The Fallout Of The Russia Investigation Has Claimed Another Trump Appointee

K.T. McFarland's nomination had already been approved by the Senate Foreign Relations Committee when court documents raised questions about whether she lied about her knowledge of contacts between Michael Flynn and Russia's ambassador.

Fallout from the Russia investigation claimed another Trump appointee Friday with the withdrawal of K.T. McFarland from consideration to be ambassador to Singapore.

McFarland did not say in her letter to President Donald Trump why she was withdrawing. But her nomination, which had already been approved by the Senate Foreign Relations Committee, ran into problems in December after court documents suggested she'd lied to the committee about her knowledge of conversations between former Trump national security adviser Michael Flynn and then-Russian ambassador Sergey Kislyak.

"I am asking that you withdraw my nomination to be the US Ambassador to Singapore," she said in a letter. "I have come to this decision reluctantly, because I believe in your mission."

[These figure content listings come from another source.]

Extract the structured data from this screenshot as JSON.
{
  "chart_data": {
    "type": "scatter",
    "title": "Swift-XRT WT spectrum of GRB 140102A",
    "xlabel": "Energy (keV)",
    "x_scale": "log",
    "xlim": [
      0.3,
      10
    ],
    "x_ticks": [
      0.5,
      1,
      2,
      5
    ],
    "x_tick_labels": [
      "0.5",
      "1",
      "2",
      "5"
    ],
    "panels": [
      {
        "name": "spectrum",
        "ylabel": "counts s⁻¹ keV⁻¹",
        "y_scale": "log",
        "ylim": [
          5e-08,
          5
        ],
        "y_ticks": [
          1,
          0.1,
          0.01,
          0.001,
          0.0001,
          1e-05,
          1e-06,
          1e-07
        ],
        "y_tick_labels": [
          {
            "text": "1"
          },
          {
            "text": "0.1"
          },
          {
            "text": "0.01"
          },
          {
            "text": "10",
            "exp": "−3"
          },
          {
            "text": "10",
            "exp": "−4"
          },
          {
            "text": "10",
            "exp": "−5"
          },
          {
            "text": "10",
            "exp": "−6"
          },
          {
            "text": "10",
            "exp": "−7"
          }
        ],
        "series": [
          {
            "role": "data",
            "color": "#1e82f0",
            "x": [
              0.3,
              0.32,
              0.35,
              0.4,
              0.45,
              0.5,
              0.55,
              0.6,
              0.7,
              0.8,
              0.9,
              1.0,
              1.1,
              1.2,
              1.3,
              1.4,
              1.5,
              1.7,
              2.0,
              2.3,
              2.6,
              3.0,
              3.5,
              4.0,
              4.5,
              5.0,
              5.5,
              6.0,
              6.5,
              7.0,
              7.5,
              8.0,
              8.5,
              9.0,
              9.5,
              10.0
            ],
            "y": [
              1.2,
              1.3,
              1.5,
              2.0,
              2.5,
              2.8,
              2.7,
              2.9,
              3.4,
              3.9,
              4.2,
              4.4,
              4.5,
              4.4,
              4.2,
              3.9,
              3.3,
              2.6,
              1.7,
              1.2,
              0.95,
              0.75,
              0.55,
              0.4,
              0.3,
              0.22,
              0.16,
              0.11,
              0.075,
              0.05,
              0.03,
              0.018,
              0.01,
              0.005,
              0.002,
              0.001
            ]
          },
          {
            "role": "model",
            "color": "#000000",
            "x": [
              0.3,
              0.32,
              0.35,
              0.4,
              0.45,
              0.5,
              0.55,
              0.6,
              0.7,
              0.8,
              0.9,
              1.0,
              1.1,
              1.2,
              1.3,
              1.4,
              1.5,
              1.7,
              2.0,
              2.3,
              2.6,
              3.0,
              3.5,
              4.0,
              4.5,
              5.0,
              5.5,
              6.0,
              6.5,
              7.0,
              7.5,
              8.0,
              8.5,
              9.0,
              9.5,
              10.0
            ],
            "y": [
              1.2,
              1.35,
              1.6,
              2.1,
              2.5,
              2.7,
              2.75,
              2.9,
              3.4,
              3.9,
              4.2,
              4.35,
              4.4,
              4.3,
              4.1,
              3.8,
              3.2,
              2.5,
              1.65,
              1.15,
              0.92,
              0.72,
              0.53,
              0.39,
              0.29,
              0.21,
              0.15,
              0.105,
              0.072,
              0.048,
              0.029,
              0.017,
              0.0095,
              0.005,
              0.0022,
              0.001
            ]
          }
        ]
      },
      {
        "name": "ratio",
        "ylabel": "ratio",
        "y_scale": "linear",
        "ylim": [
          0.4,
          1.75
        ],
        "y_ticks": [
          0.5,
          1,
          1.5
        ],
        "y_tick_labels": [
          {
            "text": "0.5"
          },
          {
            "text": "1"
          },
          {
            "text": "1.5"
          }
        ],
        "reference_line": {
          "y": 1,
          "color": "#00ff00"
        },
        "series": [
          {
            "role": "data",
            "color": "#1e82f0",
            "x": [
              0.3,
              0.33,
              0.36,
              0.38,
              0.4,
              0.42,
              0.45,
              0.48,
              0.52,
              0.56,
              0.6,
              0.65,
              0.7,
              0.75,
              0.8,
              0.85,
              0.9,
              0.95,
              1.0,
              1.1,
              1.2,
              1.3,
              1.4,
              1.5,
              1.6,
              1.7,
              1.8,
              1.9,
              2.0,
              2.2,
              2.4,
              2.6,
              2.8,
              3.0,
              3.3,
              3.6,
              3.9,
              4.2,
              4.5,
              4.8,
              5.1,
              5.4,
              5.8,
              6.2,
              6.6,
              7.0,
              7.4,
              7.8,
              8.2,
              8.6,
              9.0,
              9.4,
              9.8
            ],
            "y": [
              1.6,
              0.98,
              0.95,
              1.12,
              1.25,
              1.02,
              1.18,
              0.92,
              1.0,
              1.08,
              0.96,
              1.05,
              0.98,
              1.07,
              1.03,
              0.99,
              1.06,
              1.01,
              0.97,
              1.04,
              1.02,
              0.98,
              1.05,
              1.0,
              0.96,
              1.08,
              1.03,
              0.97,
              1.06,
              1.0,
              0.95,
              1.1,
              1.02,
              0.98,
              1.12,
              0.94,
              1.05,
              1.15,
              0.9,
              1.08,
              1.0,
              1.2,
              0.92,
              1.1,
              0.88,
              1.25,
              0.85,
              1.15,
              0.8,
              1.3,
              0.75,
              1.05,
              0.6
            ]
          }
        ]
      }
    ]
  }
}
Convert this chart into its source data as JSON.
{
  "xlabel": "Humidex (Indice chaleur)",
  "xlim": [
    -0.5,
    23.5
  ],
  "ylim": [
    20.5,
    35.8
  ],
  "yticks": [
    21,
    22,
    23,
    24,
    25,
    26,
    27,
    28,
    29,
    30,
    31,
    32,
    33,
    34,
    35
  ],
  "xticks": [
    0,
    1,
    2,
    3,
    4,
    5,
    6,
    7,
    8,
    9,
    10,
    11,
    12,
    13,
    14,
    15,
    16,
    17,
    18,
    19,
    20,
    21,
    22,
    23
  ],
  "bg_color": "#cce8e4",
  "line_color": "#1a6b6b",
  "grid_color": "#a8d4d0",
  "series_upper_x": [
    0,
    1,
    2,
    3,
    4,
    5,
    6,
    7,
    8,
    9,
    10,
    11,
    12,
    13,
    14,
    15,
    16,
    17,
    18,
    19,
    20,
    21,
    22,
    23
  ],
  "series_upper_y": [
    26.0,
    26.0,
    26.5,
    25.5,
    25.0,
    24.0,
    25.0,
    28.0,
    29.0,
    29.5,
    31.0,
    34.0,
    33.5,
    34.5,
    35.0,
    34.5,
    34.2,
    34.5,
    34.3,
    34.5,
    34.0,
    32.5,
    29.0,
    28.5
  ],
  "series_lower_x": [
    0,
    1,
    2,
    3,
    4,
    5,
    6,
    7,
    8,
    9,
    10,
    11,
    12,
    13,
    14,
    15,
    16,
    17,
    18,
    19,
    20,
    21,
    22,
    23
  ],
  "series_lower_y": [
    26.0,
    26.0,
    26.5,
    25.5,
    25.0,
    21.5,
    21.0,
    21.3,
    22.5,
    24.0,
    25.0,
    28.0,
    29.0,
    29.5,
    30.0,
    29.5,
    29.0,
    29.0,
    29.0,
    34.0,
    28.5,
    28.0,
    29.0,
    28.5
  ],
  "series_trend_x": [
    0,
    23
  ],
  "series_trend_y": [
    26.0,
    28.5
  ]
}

McFarland, who previously served as Flynn's deputy on the National Security Council, was nominated for the ambassador position in June. She was a member of Trump's transition team in December 2016, when Flynn asked Kislyak to have his government not respond to sanctions that the Obama administration had imposed over Russian interference in the presidential election. The conversation was monitored by US intelligence, however, and led eventually to Flynn's dismissal from the administration, reportedly for lying to Vice President Mike Pence about its content.

In July, McFarland had told Democratic Sen. Cory Booker of New Jersey in a written response to questions that she was "not aware" of Flynn's contacts with Kislyak. But when Flynn pleaded guilty to lying to the FBI, court filings showed that McFarland had known in advance that he would speak to Kislyak.

The Senate returned her nomination to the White House without action, a sign that it was in trouble, but the White House resubmitted it in January, leaving the Senate in a quandary about whether to consider it.

McFarland's withdrawal is the second by a Trump nominee whose name surfaced in connection to a guilty plea to charges brought by special counsel Robert Mueller.

In November, Sam Clovis, a Trump campaign adviser, withdrew from consideration for a senior position at the Department of Agriculture after court documents revealed that Clovis had supervised the work of George Papadopoulos. Papadopoulos also pleaded guilty to lying to the FBI about actions he'd taken as a Trump campaign adviser.